«Eu, Tobi» outro contos de robos que escrevi estilo ASAAC ASIMOV
Ricardo, outrora agente secreto
em missões que poucos ousariam recordar, encontrara agora uma existência mais
prosaica: protegia famosos das sombras que os seguiam. O destino colocara-o ao
lado de Hélder Coelho, o cantor português cuja voz e melodias do álbum Gato
Preto ecoavam pelos estádios do mundo, atraindo não apenas compatriotas, mas
multidões de estrangeiros fascinados. Naquela noite fria em Gotemburgo, o
Estádio Ullevi pulsava com milhares de vozes. As luzes cortavam a escuridão
como lâminas, e o ar vibrava com a energia do concerto. De súbito, o caos
irrompeu — um ataque rápido, gritos, movimento desordenado. Ricardo precipitou-se
para proteger Hélder, abrindo caminho pela multidão em pânico. Ao chegar junto
da figura caída no chão, não viu sangue, apenas um corpo que se contorcia de dor.
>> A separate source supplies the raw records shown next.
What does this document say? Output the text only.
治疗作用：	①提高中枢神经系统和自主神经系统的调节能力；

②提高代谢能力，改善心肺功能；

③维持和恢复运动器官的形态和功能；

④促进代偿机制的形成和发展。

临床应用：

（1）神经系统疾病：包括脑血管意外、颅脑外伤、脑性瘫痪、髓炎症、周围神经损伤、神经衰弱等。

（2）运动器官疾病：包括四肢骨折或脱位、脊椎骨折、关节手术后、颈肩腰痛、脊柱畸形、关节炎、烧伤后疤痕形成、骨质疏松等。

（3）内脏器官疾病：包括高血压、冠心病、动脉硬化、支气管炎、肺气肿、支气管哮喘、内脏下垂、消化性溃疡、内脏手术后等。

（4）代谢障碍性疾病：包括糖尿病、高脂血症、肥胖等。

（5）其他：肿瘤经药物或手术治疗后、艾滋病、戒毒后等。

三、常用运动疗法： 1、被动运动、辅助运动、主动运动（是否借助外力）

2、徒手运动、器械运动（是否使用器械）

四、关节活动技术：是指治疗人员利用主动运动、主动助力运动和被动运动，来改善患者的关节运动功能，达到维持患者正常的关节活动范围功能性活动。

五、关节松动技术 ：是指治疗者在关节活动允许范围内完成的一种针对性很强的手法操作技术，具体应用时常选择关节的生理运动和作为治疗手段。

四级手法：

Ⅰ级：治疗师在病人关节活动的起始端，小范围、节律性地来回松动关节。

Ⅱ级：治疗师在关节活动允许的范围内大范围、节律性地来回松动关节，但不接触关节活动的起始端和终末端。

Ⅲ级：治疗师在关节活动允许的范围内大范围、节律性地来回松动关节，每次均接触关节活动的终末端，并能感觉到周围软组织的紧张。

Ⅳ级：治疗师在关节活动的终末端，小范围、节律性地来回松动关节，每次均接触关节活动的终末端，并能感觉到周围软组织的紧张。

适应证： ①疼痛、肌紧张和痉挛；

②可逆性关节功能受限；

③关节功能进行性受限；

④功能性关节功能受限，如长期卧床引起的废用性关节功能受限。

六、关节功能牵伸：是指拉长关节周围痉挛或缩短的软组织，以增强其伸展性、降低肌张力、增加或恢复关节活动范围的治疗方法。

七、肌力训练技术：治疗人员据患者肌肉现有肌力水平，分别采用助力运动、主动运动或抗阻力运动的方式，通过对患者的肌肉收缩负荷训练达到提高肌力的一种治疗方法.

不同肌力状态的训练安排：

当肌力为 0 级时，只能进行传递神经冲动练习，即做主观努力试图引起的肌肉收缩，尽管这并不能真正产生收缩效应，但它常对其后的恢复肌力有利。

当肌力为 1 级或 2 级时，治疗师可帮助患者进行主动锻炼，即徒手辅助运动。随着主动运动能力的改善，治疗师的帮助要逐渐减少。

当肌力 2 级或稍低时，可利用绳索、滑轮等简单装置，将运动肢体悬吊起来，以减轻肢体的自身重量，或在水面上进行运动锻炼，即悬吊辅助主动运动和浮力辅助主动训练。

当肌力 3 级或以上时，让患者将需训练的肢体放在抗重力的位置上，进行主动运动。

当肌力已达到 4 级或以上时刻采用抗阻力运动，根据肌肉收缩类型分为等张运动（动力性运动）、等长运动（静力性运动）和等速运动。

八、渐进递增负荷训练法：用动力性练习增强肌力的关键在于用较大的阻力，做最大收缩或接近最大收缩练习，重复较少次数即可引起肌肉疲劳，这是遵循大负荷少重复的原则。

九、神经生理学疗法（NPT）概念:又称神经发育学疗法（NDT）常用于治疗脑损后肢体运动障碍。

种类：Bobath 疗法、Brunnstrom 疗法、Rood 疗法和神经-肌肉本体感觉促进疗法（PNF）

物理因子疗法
Então ouviu a voz, inconfundível:
— Não sou eu. É um robô que a
Suécia decidiu usar para me proteger.
Ricardo fitou-o, atónito.
— Mas ele é igual a ti?
— A U.S. Robotics de Estocolmo
construiu-o à minha imagem. Perfeitamente.
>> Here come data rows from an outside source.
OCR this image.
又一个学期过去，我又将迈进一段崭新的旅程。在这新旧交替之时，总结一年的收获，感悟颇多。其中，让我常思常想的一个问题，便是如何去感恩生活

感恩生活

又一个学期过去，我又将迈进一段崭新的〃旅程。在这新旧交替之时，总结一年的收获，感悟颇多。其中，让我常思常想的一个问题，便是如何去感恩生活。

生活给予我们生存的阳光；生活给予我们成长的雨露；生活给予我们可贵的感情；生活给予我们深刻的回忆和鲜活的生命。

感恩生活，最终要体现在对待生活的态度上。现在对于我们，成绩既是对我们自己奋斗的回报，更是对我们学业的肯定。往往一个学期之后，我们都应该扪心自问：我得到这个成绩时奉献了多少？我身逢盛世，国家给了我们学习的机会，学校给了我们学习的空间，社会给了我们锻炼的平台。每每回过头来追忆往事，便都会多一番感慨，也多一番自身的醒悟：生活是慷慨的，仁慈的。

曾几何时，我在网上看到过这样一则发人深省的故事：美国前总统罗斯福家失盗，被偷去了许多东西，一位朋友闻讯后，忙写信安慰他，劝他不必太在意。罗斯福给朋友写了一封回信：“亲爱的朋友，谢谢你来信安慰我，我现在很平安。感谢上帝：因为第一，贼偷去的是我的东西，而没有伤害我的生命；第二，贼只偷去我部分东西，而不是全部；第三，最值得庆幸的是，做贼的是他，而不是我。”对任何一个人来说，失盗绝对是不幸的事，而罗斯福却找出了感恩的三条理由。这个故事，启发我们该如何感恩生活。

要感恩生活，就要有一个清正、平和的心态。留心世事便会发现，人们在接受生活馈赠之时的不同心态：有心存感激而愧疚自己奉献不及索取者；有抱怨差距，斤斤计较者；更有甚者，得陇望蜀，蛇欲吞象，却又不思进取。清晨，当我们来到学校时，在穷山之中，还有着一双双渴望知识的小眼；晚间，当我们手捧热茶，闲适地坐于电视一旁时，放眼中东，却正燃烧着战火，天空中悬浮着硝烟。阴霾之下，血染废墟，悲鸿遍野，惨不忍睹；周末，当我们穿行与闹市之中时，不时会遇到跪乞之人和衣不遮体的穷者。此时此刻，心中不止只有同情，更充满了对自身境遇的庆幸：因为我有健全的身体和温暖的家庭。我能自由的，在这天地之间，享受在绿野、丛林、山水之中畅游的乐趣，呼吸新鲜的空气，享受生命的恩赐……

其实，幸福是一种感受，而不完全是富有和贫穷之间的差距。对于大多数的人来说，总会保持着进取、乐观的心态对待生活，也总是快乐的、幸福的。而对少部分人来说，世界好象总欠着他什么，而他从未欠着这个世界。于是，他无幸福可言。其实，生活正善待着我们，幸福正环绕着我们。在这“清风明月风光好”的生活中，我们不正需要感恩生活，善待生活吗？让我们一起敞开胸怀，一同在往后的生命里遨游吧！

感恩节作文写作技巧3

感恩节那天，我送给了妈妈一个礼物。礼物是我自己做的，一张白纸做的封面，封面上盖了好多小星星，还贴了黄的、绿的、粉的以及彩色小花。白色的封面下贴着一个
— Eu sei dos robôs, mas isto... é
impossível.
Hélder, ainda no chão, fez um gesto
de dor e pediu que Ricardo abrisse a boca da figura. Ao fazê-lo, um painel
oculto deslizou com um clique suave. A face mecânica abriu-se, revelando
circuitos, servomotores e o brilho frio de olhos artificiais. Ricardo recuou instintivamente.
A polícia e os técnicos chegaram rapidamente. Levaram o robô danificado
enquanto Hélder era conduzido em segurança.
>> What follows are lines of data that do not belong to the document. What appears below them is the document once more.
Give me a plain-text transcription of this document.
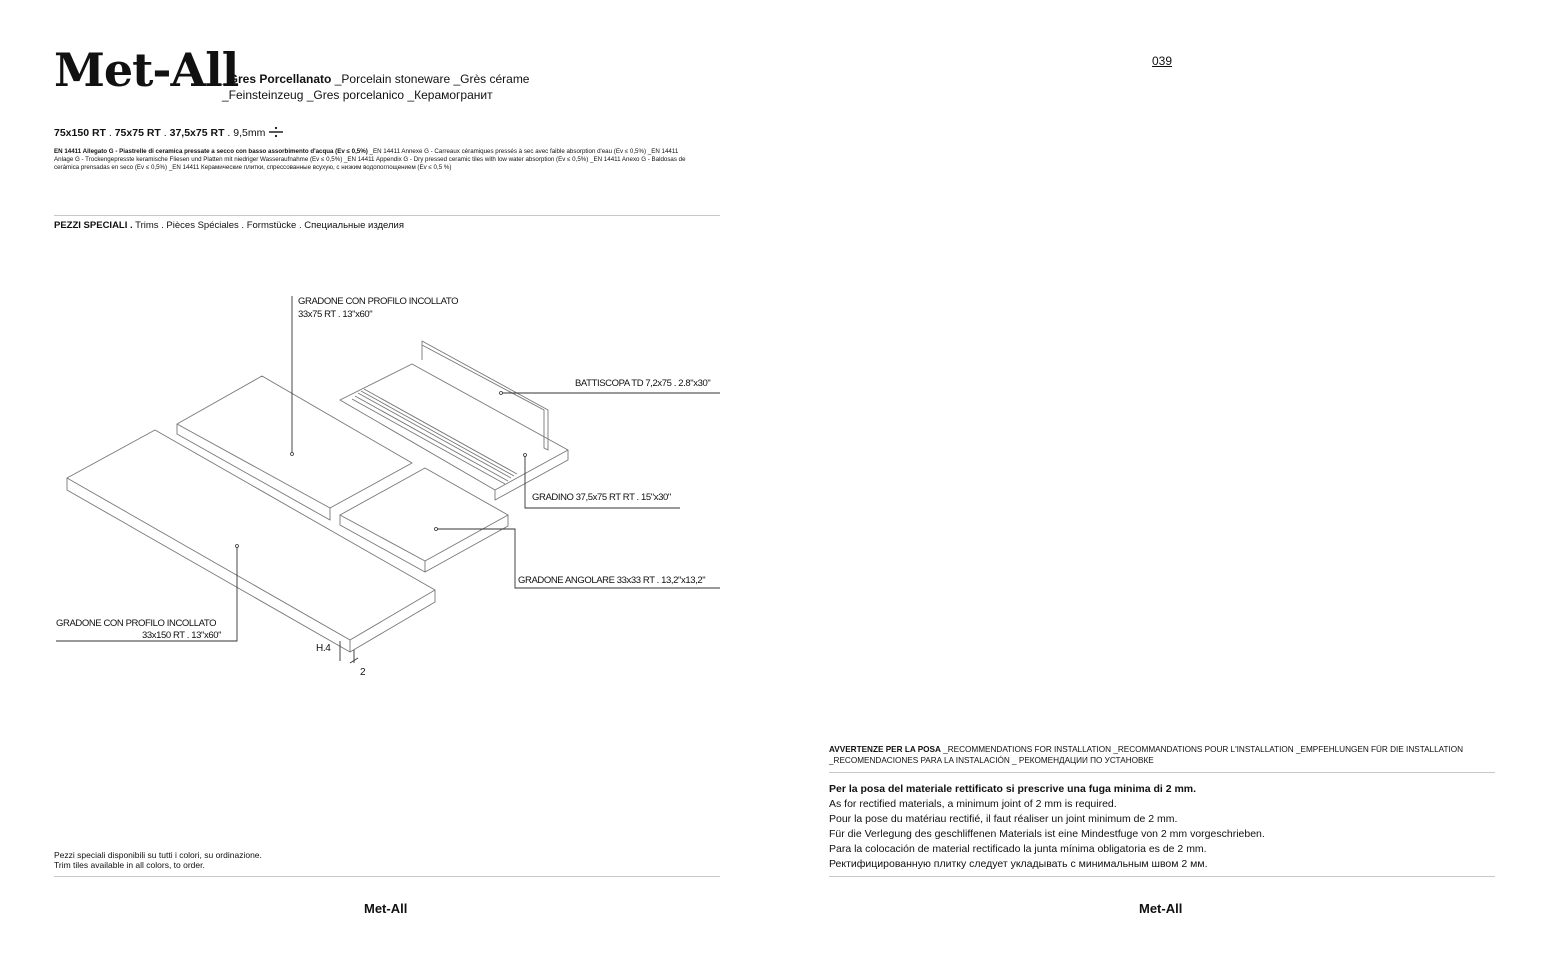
Met-All
_Gres Porcellanato _Porcelain stoneware _Grès cérame
_Feinsteinzeug _Gres porcelanico _Керамогранит
039
75x150 RT . 75x75 RT . 37,5x75 RT . 9,5mm
EN 14411 Allegato G - Piastrelle di ceramica pressate a secco con basso assorbimento d'acqua (Ev ≤ 0,5%) _EN 14411 Annexe G - Carreaux céramiques pressés à sec avec faible absorption d'eau (Ev ≤ 0,5%) _EN 14411 Anlage G - Trockengepresste keramische Fliesen und Platten mit niedriger Wasseraufnahme (Ev ≤ 0,5%) _EN 14411 Appendix G - Dry pressed ceramic tiles with low water absorption (Ev ≤ 0,5%) _EN 14411 Anexo G - Baldosas de cerámica prensadas en seco (Ev ≤ 0,5%) _EN 14411 Керамические плитки, спрессованные всухую, с низким водопоглощением (Ev ≤ 0,5 %)
PEZZI SPECIALI . Trims . Pièces Spéciales . Formstücke . Специальные изделия
GRADONE CON PROFILO INCOLLATO
33x75 RT . 13"x60"
BATTISCOPA TD 7,2x75 . 2.8"x30"
GRADINO 37,5x75 RT RT . 15"x30"
GRADONE ANGOLARE 33x33 RT . 13,2"x13,2"
GRADONE CON PROFILO INCOLLATO
33x150 RT . 13"x60"
H.4
2
Pezzi speciali disponibili su tutti i colori, su ordinazione.
Trim tiles available in all colors, to order.
Met-All
AVVERTENZE PER LA POSA _RECOMMENDATIONS FOR INSTALLATION _RECOMMANDATIONS POUR L'INSTALLATION _EMPFEHLUNGEN FÜR DIE INSTALLATION _RECOMENDACIONES PARA LA INSTALACIÓN _ РЕКОМЕНДАЦИИ ПО УСТАНОВКЕ
Per la posa del materiale rettificato si prescrive una fuga minima di 2 mm.
As for rectified materials, a minimum joint of 2 mm is required.
Pour la pose du matériau rectifié, il faut réaliser un joint minimum de 2 mm.
Für die Verlegung des geschliffenen Materials ist eine Mindestfuge von 2 mm vorgeschrieben.
Para la colocación de material rectificado la junta mínima obligatoria es de 2 mm.
Ректифицированную плитку следует укладывать с минимальным швом 2 мм.
Met-All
— Porque usas um robô? — perguntou
Ricardo mais tarde.
— Todos os cantores usam agora.
Luke Combs, Eric Clapton, até Rui Veloso. O mundo é perigoso.
— Estás a ser ameaçado?
— Nunca se sabe ao certo. Quero falar
com o Tobi.
— Tobi é o robô?
— Sim.
Na sala protegida, Tobi aguardava.
Conhecia as Três Leis da Robótica — e uma quarta, mais subtil, nascida da
afeição. Defendera Hélder não apenas pela Primeira Lei, que proíbe causar mal a
um ser humano, mas porque, de algum modo inexplicável, ligara-se ao cantor. A
porta abriu-se. Ricardo entrou, seguido de Hélder. O robô ergueu a cabeça e a
sua voz soou com genuína alegria:
— Hélder!
— Como estás, amigo? — perguntou o
cantor, aproximando-se.
— Sobrevivo. A bala não foi nada.
Voltaria a fazê-lo mil vezes para te proteger.
— Eu farei tudo para te ter ao meu
lado, Tobi. Prometo.
— Temos de ir, Sr. Hélder —
interrompeu Ricardo.
Mas foi Tobi quem respondeu, com
calma robótica:
— Ele não pode ir. Temos de ir.
Antes que Ricardo pudesse questionar,
um intruso armado irrompeu noutro corredor. Era um fã obcecado, um homem que
lera num livro obscuro que devia matar o ídolo para o “libertar”. Entrou numa
sala e disparou contra a figura que julgava ser Hélder. Nada aconteceu ao alvo.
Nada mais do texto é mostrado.